Lemma: An array of structures qualified with soa<1> is the same as a regular array of structures without any SoA-iazation of the elements.

Therefore, as long as we can handle general (still powers of two) SoA factors, we can handle regular AoS data (if not full on SoA layouts). We can augment the calling convention for array parameters with a hidden extra parameter that gives the SoA factor for the array (or its log base two). The SoA factor will always be known at the call site of each function, so it's easy for the compiler to pass this along. (Hello, "dope vector".)

The generated code for the function can then use this passed value in rewriting the corresponding indexing calculations.
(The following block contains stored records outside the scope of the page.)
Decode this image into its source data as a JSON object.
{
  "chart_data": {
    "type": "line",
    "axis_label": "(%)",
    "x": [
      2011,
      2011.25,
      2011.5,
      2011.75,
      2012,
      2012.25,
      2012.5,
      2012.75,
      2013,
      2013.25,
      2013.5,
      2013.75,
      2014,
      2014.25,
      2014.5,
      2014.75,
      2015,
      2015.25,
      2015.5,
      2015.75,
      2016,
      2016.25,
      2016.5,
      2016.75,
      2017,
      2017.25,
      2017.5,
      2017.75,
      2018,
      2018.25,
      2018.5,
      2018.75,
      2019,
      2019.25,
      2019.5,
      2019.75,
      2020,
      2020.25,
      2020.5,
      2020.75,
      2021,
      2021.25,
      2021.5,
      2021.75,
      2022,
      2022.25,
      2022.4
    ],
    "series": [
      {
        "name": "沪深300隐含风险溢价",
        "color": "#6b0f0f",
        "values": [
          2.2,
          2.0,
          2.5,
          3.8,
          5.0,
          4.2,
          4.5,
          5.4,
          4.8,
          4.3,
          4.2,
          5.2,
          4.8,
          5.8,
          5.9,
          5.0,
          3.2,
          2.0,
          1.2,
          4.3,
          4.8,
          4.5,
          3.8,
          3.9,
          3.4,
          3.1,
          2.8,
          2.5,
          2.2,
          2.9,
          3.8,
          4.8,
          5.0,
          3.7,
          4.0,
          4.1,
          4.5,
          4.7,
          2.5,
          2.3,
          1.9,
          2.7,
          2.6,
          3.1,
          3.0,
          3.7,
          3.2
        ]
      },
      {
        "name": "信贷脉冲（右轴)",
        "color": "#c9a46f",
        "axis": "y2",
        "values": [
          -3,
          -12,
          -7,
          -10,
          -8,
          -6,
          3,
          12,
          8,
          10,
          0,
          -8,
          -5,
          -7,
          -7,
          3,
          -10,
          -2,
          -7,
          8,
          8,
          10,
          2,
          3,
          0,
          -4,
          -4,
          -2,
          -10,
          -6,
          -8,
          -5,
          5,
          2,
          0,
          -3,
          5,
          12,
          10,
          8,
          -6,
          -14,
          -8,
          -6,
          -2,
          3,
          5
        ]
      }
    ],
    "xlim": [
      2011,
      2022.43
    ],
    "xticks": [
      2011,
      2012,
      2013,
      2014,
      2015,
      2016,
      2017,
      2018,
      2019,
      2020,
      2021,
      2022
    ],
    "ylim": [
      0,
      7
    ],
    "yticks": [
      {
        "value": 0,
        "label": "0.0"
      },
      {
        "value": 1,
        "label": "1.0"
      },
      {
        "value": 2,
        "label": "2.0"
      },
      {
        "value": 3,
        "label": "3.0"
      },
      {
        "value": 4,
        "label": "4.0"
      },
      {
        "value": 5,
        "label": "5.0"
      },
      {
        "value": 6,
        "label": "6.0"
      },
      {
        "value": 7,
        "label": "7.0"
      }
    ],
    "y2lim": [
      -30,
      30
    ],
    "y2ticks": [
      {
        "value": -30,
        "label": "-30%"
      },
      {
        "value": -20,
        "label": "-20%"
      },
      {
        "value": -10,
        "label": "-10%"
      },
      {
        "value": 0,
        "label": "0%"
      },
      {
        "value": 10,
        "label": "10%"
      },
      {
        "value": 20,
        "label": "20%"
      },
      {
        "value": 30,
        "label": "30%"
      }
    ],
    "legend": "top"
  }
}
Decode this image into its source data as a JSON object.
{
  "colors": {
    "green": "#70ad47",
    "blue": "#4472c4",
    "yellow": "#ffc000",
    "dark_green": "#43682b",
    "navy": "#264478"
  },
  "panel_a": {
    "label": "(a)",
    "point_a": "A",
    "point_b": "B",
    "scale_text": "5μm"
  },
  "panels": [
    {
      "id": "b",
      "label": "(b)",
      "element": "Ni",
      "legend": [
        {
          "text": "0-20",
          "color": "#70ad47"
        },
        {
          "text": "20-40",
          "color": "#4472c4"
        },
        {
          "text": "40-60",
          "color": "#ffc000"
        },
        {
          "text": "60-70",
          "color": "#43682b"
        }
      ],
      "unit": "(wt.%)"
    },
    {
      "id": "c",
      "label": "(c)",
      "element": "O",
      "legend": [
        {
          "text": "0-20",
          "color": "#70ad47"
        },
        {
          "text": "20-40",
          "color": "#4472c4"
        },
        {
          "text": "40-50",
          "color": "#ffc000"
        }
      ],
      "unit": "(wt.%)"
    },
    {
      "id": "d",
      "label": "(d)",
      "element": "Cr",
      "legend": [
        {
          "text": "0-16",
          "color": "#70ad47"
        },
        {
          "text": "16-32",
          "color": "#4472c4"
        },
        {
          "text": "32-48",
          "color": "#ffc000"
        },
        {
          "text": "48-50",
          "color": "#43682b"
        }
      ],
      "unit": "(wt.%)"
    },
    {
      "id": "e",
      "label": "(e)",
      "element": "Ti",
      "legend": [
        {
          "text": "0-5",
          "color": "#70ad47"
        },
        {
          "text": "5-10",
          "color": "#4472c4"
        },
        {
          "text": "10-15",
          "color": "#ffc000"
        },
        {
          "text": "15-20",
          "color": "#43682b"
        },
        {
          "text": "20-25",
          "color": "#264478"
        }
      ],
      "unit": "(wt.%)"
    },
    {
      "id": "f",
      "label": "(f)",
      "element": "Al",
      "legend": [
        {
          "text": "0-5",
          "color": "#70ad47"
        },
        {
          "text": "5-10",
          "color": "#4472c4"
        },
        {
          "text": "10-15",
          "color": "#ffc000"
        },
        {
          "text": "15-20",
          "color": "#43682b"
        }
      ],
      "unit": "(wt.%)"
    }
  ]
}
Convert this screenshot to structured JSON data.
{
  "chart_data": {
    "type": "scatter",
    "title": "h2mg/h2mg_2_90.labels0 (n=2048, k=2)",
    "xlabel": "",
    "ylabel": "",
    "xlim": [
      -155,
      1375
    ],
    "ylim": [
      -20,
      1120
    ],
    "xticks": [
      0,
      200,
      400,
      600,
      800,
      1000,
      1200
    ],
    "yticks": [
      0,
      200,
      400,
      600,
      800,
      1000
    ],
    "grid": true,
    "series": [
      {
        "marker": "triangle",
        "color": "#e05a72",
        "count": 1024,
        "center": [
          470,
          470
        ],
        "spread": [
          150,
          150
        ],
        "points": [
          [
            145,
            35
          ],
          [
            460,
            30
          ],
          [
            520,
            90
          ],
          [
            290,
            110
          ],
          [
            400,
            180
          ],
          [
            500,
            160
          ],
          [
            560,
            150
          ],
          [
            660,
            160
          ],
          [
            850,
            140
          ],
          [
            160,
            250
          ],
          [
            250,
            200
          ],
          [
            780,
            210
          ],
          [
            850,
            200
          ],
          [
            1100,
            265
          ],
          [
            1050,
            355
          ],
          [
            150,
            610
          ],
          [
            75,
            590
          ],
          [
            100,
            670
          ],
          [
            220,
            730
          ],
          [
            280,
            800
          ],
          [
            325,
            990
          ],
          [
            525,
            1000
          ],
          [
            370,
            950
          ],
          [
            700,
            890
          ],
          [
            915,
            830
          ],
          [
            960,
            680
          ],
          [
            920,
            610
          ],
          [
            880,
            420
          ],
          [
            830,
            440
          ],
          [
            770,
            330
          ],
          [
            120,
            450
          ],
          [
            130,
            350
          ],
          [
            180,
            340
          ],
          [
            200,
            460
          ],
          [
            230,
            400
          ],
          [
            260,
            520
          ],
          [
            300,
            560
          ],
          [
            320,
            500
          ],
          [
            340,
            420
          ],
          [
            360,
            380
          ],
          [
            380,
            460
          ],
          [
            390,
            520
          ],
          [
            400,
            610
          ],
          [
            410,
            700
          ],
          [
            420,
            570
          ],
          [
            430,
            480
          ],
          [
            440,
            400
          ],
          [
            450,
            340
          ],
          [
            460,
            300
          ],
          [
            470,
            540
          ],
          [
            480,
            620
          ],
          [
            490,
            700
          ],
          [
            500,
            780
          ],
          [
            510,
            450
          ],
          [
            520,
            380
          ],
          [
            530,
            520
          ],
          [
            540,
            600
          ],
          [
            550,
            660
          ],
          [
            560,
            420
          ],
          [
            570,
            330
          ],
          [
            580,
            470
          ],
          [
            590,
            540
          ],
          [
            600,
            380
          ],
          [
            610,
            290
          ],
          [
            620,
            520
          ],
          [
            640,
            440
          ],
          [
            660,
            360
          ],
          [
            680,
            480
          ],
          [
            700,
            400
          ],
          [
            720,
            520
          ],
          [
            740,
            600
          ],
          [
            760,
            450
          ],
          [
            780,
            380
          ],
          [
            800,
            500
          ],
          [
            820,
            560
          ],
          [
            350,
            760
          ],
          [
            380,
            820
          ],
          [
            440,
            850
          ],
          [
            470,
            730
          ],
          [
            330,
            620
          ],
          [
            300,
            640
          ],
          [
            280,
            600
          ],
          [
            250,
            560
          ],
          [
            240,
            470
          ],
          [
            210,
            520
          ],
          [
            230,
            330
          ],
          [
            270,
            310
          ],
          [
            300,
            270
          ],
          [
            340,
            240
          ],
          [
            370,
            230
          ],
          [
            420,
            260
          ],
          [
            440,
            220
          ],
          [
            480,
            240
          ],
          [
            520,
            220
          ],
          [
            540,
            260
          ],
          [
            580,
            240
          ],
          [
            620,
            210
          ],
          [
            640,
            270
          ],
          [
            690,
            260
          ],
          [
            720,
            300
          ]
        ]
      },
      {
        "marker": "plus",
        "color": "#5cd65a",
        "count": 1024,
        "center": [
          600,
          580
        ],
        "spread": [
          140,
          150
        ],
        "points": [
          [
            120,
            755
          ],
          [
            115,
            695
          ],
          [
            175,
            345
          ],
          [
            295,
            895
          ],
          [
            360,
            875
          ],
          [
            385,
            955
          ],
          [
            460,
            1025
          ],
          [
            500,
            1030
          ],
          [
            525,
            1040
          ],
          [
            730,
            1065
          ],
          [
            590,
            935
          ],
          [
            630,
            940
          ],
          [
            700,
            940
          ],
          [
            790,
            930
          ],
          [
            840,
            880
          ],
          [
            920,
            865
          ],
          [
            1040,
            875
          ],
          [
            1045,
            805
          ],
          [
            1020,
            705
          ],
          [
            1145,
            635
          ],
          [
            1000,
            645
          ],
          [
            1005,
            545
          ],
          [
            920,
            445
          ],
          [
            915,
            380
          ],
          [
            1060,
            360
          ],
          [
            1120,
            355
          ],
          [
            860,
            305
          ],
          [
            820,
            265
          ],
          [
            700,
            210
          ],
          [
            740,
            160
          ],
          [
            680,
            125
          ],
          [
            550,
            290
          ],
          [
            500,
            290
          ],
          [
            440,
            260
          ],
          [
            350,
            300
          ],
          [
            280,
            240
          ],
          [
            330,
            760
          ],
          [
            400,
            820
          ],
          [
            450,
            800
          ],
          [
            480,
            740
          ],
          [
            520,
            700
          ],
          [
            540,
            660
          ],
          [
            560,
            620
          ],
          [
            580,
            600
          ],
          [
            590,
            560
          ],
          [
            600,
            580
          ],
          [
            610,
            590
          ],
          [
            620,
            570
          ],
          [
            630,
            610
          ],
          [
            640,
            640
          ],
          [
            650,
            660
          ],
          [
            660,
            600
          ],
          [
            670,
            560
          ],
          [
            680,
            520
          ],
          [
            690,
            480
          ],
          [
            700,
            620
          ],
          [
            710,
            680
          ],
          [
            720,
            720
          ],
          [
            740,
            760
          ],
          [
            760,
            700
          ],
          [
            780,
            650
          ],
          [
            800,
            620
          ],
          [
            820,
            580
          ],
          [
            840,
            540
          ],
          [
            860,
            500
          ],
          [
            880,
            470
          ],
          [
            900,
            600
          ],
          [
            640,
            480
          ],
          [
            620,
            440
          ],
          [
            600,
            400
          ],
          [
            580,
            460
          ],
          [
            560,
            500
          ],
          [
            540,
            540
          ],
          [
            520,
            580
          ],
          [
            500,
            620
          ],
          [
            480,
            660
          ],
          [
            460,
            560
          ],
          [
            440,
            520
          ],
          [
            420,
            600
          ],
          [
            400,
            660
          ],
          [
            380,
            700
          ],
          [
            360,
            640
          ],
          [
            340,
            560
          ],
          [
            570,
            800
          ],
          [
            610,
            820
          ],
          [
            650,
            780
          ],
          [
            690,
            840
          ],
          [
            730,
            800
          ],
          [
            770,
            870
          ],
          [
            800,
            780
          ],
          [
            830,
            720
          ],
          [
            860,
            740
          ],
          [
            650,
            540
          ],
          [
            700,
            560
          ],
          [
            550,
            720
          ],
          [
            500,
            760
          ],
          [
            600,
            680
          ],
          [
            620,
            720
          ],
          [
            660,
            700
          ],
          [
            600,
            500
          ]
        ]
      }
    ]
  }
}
In the case where the function definition is available at compile time, then sometimes it may be inlined and then all of the indexing stuff should compile out to be as optimal as possible. (Otherwise, there may be some additional overhead; this should be measured.)

If the indexing math overhead for the case of not knowing the SoA factor at compile time turns out to be unacceptable, we could also generate specialized versions of the function for e.g. 4, 8, and 16x SoA factors; if all of the arrays of structure parameters at a call side have SoA factors that match one of the specialized functions, we could call that and otherwise call the general one. This obviously needs measurement and further investigation.

Automatically-generated Functions to Reformat to AoSoA

Because the ispc compiler understands struct layouts, it would be easy for it to generate utility functions that take an AoS layout of data with a given struct declaration and then rewrite them to be AoSoA with a given SoA factor (and vice versa). It could either generate the AoSoA result in the original memory of the AoS stuff (if it took some care in how it did the rewrite), or it could do it into newly allocated memory. This would be a nice way to let people lay out the data the easy way (AoS) in the application but then transform it to a format that was friendly to ispc computation, but without a driver model or runtime memory management being imposed.